Saudi Arabia worked with McKinsey on LIV Golf financial strategy
The controversial LIV Golf Tour has caused shockwaves throughout the sporting world, since its first event in the summer of 2022. New documents have revealed the role consultants from McKinsey & Company played in helping hatch plans for the invitational series.
After various attempts to create a new golf tour to rival the PGA Tour, Golf Saudi funded a new entity in 2020, which had its own plan to establish a global professional league, often referred to as the ‘Super Golf League’. This entity launched in October 2021 as LIV Golf Investments, with former professional golfer Greg Norman named as CEO.
While LIV Golf’s launch has been lauded by many for providing a serious alternative to the monopoly PGA Tour long had, others have criticised the initiative, treating the concept – often described as the golfing equivalent to the breakaway attempts in European football – with levels of contempt.
The first LIV Golf Invitational Series event started in June 2022, at the Centurion Club near London, in the United Kingdom. The PGA Tour announced that any of its members taking up lucrative offers to participate in the tournament (including current members as well as those who had recently resigned) were no longer eligible to compete in tour events or the Presidents Cup.
To the individuals behind the idea, however, this was just the latest in a number of challenges they had already considered on the way to launching LIV Golf.
Early in 2021, experts working for Saudi Arabia’s sovereign wealth fund came up with a proposal for the setup of a new professional golf tour, code-named Project Wedge. The main conclusion: to be successful, the new league would need to sign each of the world’s top 12 golfers, attract sponsors to an unproven product and land television deals for a sport with declining viewership.

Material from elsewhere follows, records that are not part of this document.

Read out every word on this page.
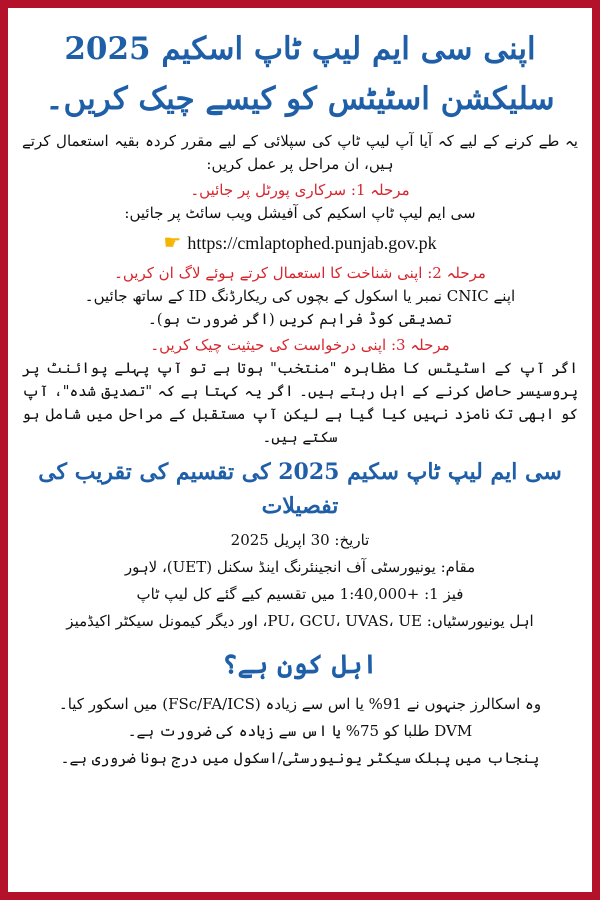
اپنی سی ایم لیپ ٹاپ اسکیم 2025 سلیکشن اسٹیٹس کو کیسے چیک کریں۔

یہ طے کرنے کے لیے کہ آیا آپ لیپ ٹاپ کی سپلائی کے لیے مقرر کردہ بقیہ استعمال کرتے ہیں، ان مراحل پر عمل کریں:

مرحلہ 1: سرکاری پورٹل پر جائیں۔

سی ایم لیپ ٹاپ اسکیم کی آفیشل ویب سائٹ پر جائیں:

https://cmlaptophed.punjab.gov.pk☛

مرحلہ 2: اپنی شناخت کا استعمال کرتے ہوئے لاگ ان کریں۔

اپنے CNIC نمبر یا اسکول کے بچوں کی ریکارڈنگ ID کے ساتھ جائیں۔

تصدیقی کوڈ فراہم کریں (اگر ضرورت ہو)۔

مرحلہ 3: اپنی درخواست کی حیثیت چیک کریں۔

اگر آپ کے اسٹیٹس کا مظاہرہ "منتخب" ہوتا ہے تو آپ پہلے پوائنٹ پر پروسیسر حاصل کرنے کے اہل رہتے ہیں۔ اگر یہ کہتا ہے کہ "تصدیق شدہ"، آپ کو ابھی تک نامزد نہیں کیا گیا ہے لیکن آپ مستقبل کے مراحل میں شامل ہو سکتے ہیں۔

سی ایم لیپ ٹاپ سکیم 2025 کی تقسیم کی تقریب کی تفصیلات

تاریخ: 30 اپریل 2025

مقام: یونیورسٹی آف انجینئرنگ اینڈ سکنل (UET)، لاہور

فیز 1: +1:40,000 میں تقسیم کیے گئے کل لیپ ٹاپ

اہل یونیورسٹیاں: PU، GCU، UVAS، UE، اور دیگر کیمونل سیکٹر اکیڈمیز

اہل کون ہے؟

وہ اسکالرز جنہوں نے 91% یا اس سے زیادہ (FSc/FA/ICS) میں اسکور کیا۔

DVM طلبا کو 75% یا اس سے زیادہ کی ضرورت ہے۔

پنجاب میں پبلک سیکٹر یونیورسٹی/اسکول میں درج ہونا ضروری ہے۔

Despite the huge task at hand, Saudi officials were still keen to push ahead. As with its bid to host the 2030 World Cup, officials believe that bringing top-tier sporting events to the Kingdom is a crucial part of building the kingdom’s reputation on the global stage.

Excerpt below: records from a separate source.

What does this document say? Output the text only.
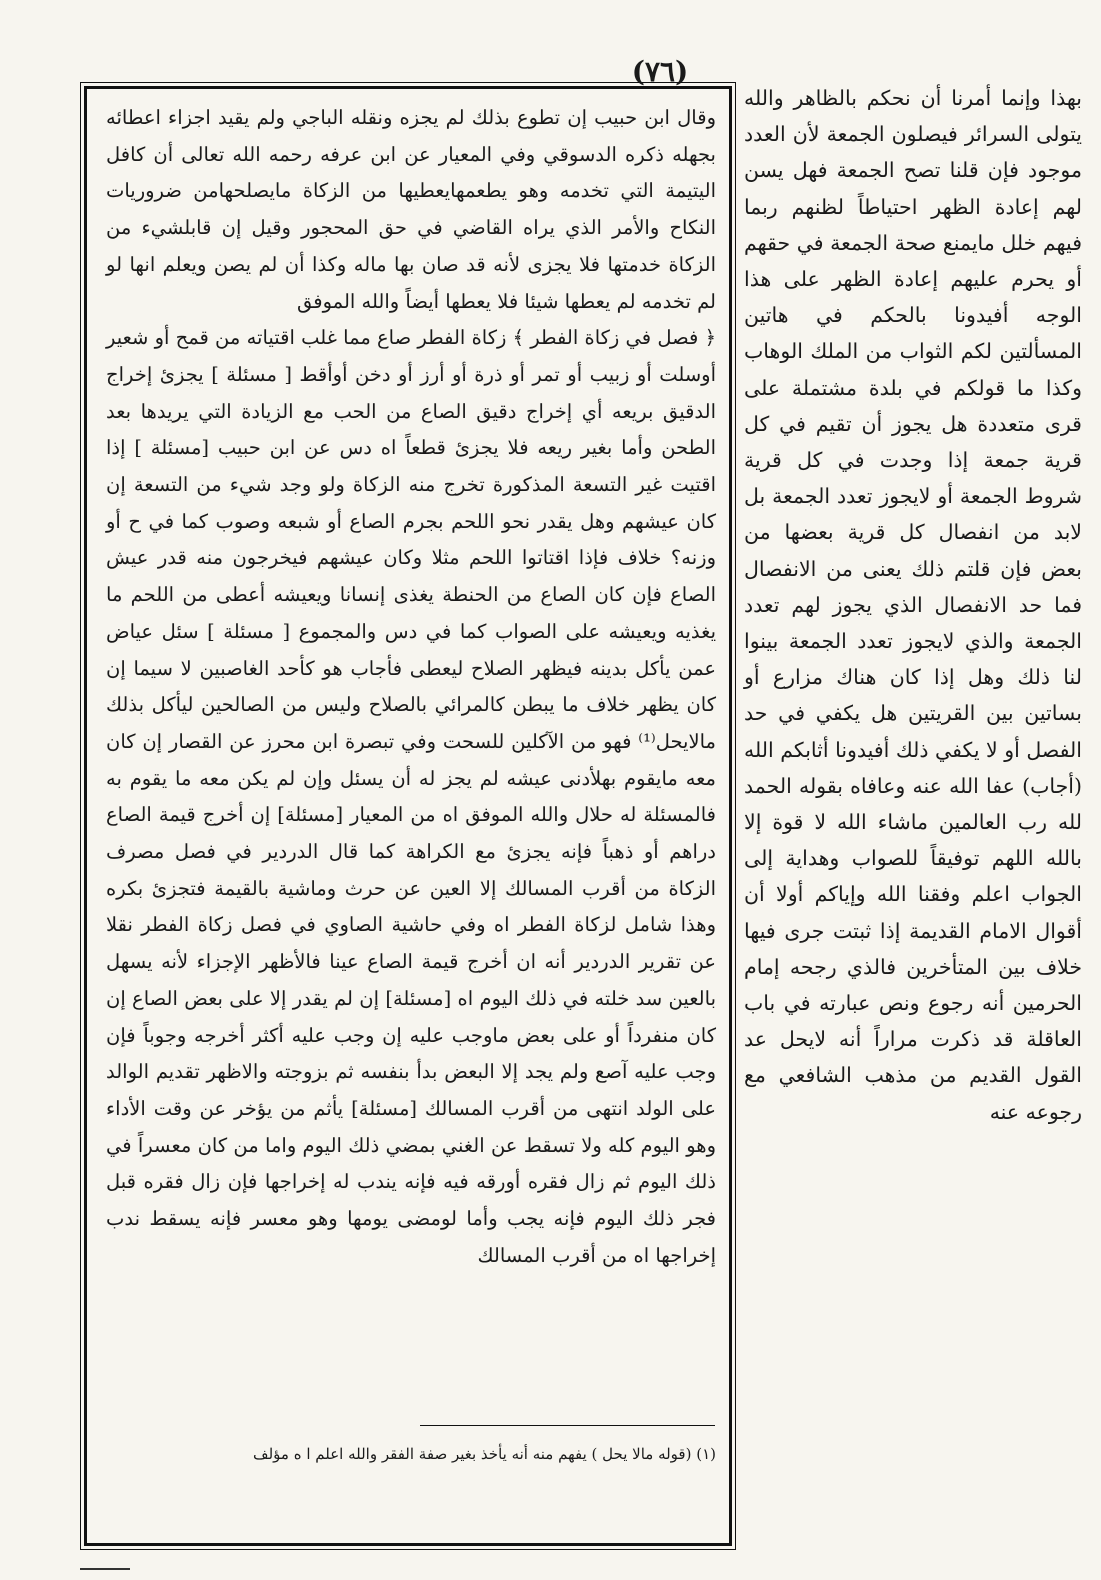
(٧٦)

وقال ابن حبيب إن تطوع بذلك لم يجزه ونقله الباجي ولم يقيد اجزاء اعطائه بجهله ذكره الدسوقي وفي المعيار عن ابن عرفه رحمه الله تعالى أن كافل اليتيمة التي تخدمه وهو يطعمهايعطيها من الزكاة مايصلحهامن ضروريات النكاح والأمر الذي يراه القاضي في حق المحجور وقيل إن قابلشيء من الزكاة خدمتها فلا يجزى لأنه قد صان بها ماله وكذا أن لم يصن ويعلم انها لو لم تخدمه لم يعطها شيئا فلا يعطها أيضاً والله الموفق

﴿ فصل في زكاة الفطر ﴾ زكاة الفطر صاع مما غلب اقتياته من قمح أو شعير أوسلت أو زبيب أو تمر أو ذرة أو أرز أو دخن أوأقط [ مسئلة ] يجزئ إخراج الدقيق بريعه أي إخراج دقيق الصاع من الحب مع الزيادة التي يريدها بعد الطحن وأما بغير ريعه فلا يجزئ قطعاً اه دس عن ابن حبيب [مسئلة ] إذا اقتيت غير التسعة المذكورة تخرج منه الزكاة ولو وجد شيء من التسعة إن كان عيشهم وهل يقدر نحو اللحم بجرم الصاع أو شبعه وصوب كما في ح أو وزنه؟ خلاف فإذا اقتاتوا اللحم مثلا وكان عيشهم فيخرجون منه قدر عيش الصاع فإن كان الصاع من الحنطة يغذى إنسانا ويعيشه أعطى من اللحم ما يغذيه ويعيشه على الصواب كما في دس والمجموع [ مسئلة ] سئل عياض عمن يأكل بدينه فيظهر الصلاح ليعطى فأجاب هو كأحد الغاصبين لا سيما إن كان يظهر خلاف ما يبطن كالمرائي بالصلاح وليس من الصالحين ليأكل بذلك مالايحل⁽¹⁾ فهو من الآكلين للسحت وفي تبصرة ابن محرز عن القصار إن كان معه مايقوم بهلأدنى عيشه لم يجز له أن يسئل وإن لم يكن معه ما يقوم به فالمسئلة له حلال والله الموفق اه من المعيار [مسئلة] إن أخرج قيمة الصاع دراهم أو ذهباً فإنه يجزئ مع الكراهة كما قال الدردير في فصل مصرف الزكاة من أقرب المسالك إلا العين عن حرث وماشية بالقيمة فتجزئ بكره وهذا شامل لزكاة الفطر اه وفي حاشية الصاوي في فصل زكاة الفطر نقلا عن تقرير الدردير أنه ان أخرج قيمة الصاع عينا فالأظهر الإجزاء لأنه يسهل بالعين سد خلته في ذلك اليوم اه [مسئلة] إن لم يقدر إلا على بعض الصاع إن كان منفرداً أو على بعض ماوجب عليه إن وجب عليه أكثر أخرجه وجوباً فإن وجب عليه آصع ولم يجد إلا البعض بدأ بنفسه ثم بزوجته والاظهر تقديم الوالد على الولد انتهى من أقرب المسالك [مسئلة] يأثم من يؤخر عن وقت الأداء وهو اليوم كله ولا تسقط عن الغني بمضي ذلك اليوم واما من كان معسراً في ذلك اليوم ثم زال فقره أورقه فيه فإنه يندب له إخراجها فإن زال فقره قبل فجر ذلك اليوم فإنه يجب وأما لومضى يومها وهو معسر فإنه يسقط ندب إخراجها اه من أقرب المسالك

(١) (قوله مالا يحل ) يفهم منه أنه يأخذ بغير صفة الفقر والله اعلم ا ه مؤلف

بهذا وإنما أمرنا أن نحكم بالظاهر والله يتولى السرائر فيصلون الجمعة لأن العدد موجود فإن قلنا تصح الجمعة فهل يسن لهم إعادة الظهر احتياطاً لظنهم ربما فيهم خلل مايمنع صحة الجمعة في حقهم أو يحرم عليهم إعادة الظهر على هذا الوجه أفيدونا بالحكم في هاتين المسألتين لكم الثواب من الملك الوهاب وكذا ما قولكم في بلدة مشتملة على قرى متعددة هل يجوز أن تقيم في كل قرية جمعة إذا وجدت في كل قرية شروط الجمعة أو لايجوز تعدد الجمعة بل لابد من انفصال كل قرية بعضها من بعض فإن قلتم ذلك يعنى من الانفصال فما حد الانفصال الذي يجوز لهم تعدد الجمعة والذي لايجوز تعدد الجمعة بينوا لنا ذلك وهل إذا كان هناك مزارع أو بساتين بين القريتين هل يكفي في حد الفصل أو لا يكفي ذلك أفيدونا أثابكم الله (أجاب) عفا الله عنه وعافاه بقوله الحمد لله رب العالمين ماشاء الله لا قوة إلا بالله اللهم توفيقاً للصواب وهداية إلى الجواب اعلم وفقنا الله وإياكم أولا أن أقوال الامام القديمة إذا ثبتت جرى فيها خلاف بين المتأخرين فالذي رجحه إمام الحرمين أنه رجوع ونص عبارته في باب العاقلة قد ذكرت مراراً أنه لايحل عد القول القديم من مذهب الشافعي مع رجوعه عنه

A trusted advisor: McKinsey
Hundreds of pages of confidential documents obtained by The New York Times revealed a number of professional services worked at the heart of the plan to hatch LIV Golf. One of the most significant papers was reportedly prepared by consultants from McKinsey & Company – a trusted advisor to Saudi officials since the 1970s.
In recent years, this has also seen the strategy consulting firm play a key role in the Vision 2030 plans of Saudi Crown Prince Mohammed bin Salman – which aim to diversify the kingdom’s economy from its state oil dependency, and turn the country into a country of global reckoning.

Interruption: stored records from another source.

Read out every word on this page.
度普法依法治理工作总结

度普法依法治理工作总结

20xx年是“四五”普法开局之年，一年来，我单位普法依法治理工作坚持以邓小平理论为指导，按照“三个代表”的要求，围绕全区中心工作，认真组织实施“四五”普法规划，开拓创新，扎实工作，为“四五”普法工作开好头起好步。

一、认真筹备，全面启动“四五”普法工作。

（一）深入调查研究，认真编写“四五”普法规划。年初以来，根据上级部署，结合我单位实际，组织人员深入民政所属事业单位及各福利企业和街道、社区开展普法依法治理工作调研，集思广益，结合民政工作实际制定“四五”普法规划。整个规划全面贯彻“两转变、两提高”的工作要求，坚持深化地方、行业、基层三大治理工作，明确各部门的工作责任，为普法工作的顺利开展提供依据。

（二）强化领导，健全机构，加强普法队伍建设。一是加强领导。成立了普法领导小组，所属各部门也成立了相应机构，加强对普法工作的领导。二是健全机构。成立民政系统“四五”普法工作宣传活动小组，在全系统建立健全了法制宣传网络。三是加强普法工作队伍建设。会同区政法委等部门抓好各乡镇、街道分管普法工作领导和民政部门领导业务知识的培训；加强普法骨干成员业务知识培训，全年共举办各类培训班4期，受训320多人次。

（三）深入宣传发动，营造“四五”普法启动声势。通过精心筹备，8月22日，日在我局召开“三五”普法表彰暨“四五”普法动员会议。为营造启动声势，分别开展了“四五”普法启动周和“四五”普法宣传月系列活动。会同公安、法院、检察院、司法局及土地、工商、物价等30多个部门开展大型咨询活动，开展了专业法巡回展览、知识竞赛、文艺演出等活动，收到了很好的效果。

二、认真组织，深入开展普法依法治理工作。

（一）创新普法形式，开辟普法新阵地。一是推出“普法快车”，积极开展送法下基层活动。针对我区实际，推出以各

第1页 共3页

The document prepared by McKinsey analysed the finances of the potential golf league. However, the firm was keen to note in the study that the report was not an examination of whether a golf tour was a strategically viable idea – adding that many of Saudi Arabia’s assumptions of its viability were “taken for granted and not been challenged in our assessment”.In its analysis, the firm went on to call the golf league “a high-risk high-reward endeavour”.
Whether the rewards will manifest remains to be seen. LIV Golf’s inaugural season cost in excess of $750 million, and the league has still not announced major broadcasting or sponsorship deals. Meanwhile, hopes that the PGA Tour would back down have swiftly faded, instead resulting in a fierce court battle.
Meanwhile, the participation of Tiger Woods, Phil Mickelson and Rory McIlroy – which McKinsey included in a slide with the title “What you need to believe” – is a distant prospect. Only Mickelson joined LIV, with a deal reportedly worth at least $200 million. But at the same time, some experts believe the financial cost is worth it for what it has afforded Saudi Arabia in terms of international relations.
“The margins might be thin, but that doesn’t really matter,” said Simon Chadwick, a Professor of sport and geopolitical economy at Skema Business School in Paris, speaking on the release of the documents. “Because subsequently you’re establishing the legitimacy of Saudi Arabia – not just as an event host or a sporting powerhouse, but legitimate in the eyes of decision makers and governments around the world.”